Remove code duplication
Make it multi-site - a single database eliminates the need to exchange data between sites = less code = fewer errors
Replication is better to set up in order to save data in the database

- WebSockets - вариант который мне кажется сейчас самым подходящим

overkill
Event Sourcingif we are talking about https://developer.mozilla.org/en-US/docs/Web/API/E... then it is optimal for a self-written version of asynchronous front-back interaction

- It is difficult to guarantee data security when all three applications have the same access to the database. If one app had access to the database and distributed it to others, I would have slept better.

and get a single point of failure for three sites and the same level of security

- Maximum data security (preferably an encrypted channel)

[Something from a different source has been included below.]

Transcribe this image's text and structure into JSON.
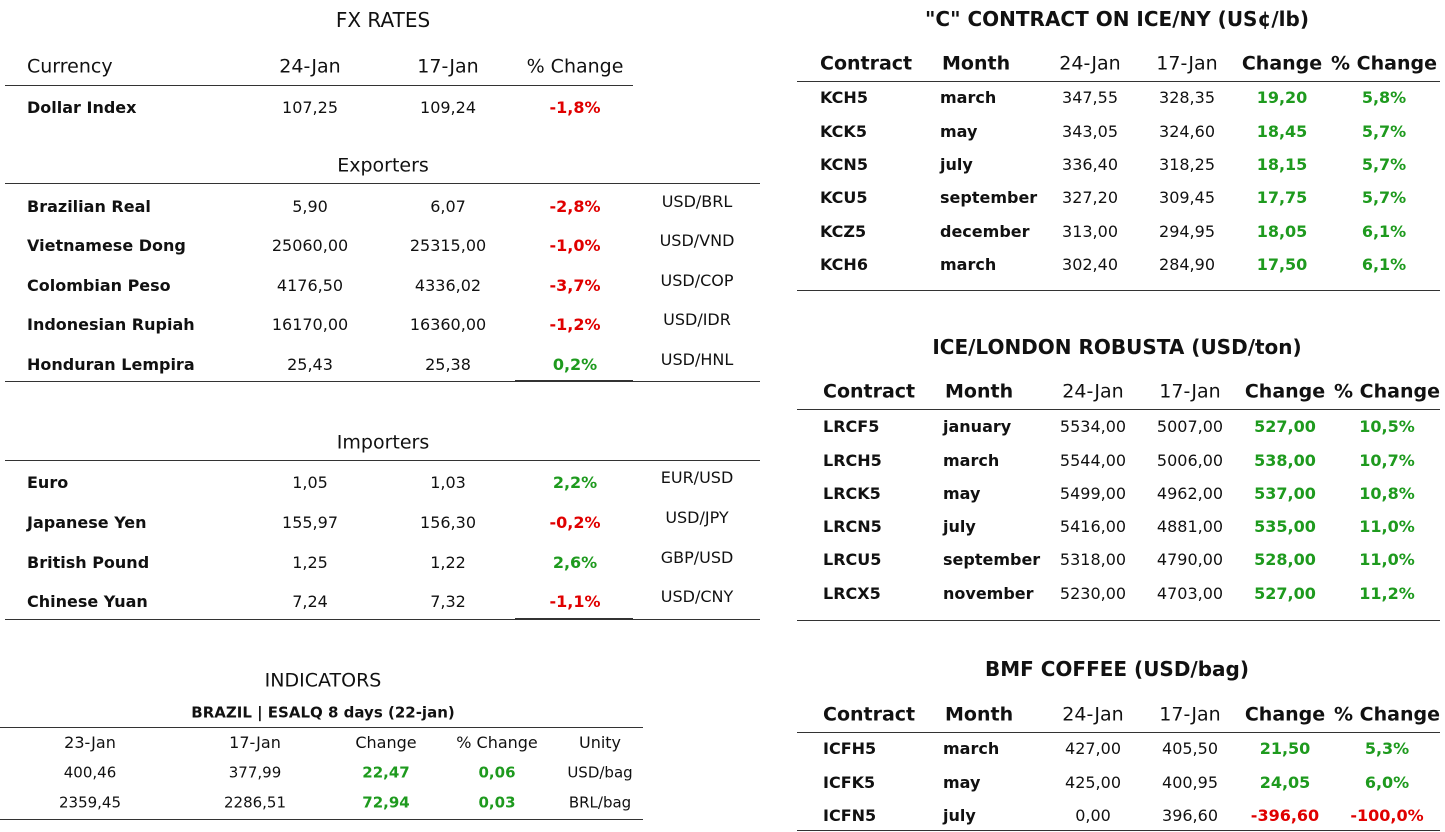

no one will wedge between your sites, they will take root in one and get access to everything you need.
If you are afraid for safety - order an audit, and do not make nonsense

R

Roman Mirilaczvili, 2017-01-16
@2ord

Our company has the same tasks, with the difference that not 3, but 2 web services written in different languages and different platforms.
My vision is that it is necessary to transfer component by component to a central JSON API web service that has access to the DBMS. The API must be authenticated ( JSON Web Token or OAuth 2) and only be accessible over HTTPS and HSTS .
All domain logic should be kept in one place to ensure correct operation and reduce development resources.
A guarantee of correctness will be covered by tests. It will become easier to develop and will not need to be torn apart. That is, you can move towards the dismemberment into smaller services. It will be easier to delimit the area of responsibility for each developer.
If there are any general tasks, especially long-running ones, then it is necessary to use message queues using software such as Beanstalk , RabbitMQ or use third-party APIs. With the help of queues, you can achieve scalability, fault tolerance and get rid of the connectedness of services and technologies used.
It is provided by the correct application architecture and data caching on the API server, knowing typical usage scenarios. All sorts of solutions like memchached, Aerospike, etc. can come up here.
Agree with sim3x that WebSockets is overkill for this purpose.